Using their custom-built technique for analysing small amounts of genetic material – microCAGE analysis – and further automated screening, they then identified how these genes are activated, which ultimately leads to the production of dopamine. At the same time, they used computer-based mapping to model the network of chemical reactions that take place when dopaminergic neurons make dopamine.

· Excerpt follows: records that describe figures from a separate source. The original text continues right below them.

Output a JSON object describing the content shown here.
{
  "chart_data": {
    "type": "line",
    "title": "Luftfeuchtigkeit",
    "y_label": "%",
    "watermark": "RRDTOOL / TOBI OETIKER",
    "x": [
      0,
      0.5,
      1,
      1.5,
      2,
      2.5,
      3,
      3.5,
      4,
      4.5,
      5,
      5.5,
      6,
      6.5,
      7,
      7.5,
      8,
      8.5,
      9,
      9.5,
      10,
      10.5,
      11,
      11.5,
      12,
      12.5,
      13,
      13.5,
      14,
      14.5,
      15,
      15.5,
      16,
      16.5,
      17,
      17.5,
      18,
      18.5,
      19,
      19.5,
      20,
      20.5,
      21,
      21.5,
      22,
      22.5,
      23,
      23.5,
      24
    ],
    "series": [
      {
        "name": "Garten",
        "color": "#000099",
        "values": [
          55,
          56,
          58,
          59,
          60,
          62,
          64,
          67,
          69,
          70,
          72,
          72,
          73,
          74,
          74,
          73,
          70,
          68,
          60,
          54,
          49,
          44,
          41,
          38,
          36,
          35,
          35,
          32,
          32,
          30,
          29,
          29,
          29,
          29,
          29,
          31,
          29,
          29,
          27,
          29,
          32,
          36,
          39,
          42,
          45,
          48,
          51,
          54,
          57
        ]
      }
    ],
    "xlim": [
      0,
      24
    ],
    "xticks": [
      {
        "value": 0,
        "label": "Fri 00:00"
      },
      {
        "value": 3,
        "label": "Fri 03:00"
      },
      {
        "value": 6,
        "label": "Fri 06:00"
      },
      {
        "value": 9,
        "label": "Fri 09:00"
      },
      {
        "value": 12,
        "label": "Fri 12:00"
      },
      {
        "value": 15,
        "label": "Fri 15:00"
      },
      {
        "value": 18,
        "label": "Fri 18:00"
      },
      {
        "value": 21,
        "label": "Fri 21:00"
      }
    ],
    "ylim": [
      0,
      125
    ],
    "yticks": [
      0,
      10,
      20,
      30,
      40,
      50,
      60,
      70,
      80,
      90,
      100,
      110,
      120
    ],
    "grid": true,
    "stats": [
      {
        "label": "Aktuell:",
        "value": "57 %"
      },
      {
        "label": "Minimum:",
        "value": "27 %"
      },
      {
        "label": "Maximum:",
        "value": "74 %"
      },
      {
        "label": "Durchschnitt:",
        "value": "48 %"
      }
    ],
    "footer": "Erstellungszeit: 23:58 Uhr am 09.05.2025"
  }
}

Once all this information was in place, the team had a model for dopaminergic neurons that could be valid for different species, including humans. They tested their models for accuracy and used them to look for clues to possible lines of research for Parkinson’s disease treatments.
Separate work used the project’s data to convert skin cells into stable dopaminergic cells, confirming that its results are accurate. As part of their research, the DOPAMINET team also discovered a new class of DNA that helps activated genes produce the proteins that neurons need to function.
Sharing the data
The fundamental research and data from the project is publicly available, says Gustincich, while the project’s partners are applying for new funding to develop their research further.
To ensure that their data helps Parkinson’s disease research move forward, the project shared its discoveries as widely as possible, holding seminars with other scientists, pharmaceutical companies and, in particular, Parkinson’s disease associations.
For the new generation of Parkinson’s researchers, the project held a summer school in July 2012 to train them on the latest relevant expertise from different fields such as biology and computer modelling.
Gustincich says: “We are basic researchers – when we find out that what we do has such a positive effect on others, it is very motivating. For patients, these seminars help them know that they are not alone with the disease – they have thousands of people helping them.”
After the project ended in July 2012, a spin-off company was created to provide researchers and pharmaceutical companies with molecules that deliver this new class of protein-producing DNA to cells. This spin-off aims to help researchers find cures for some genetic diseases and to further finance further work into Parkinson’s disease.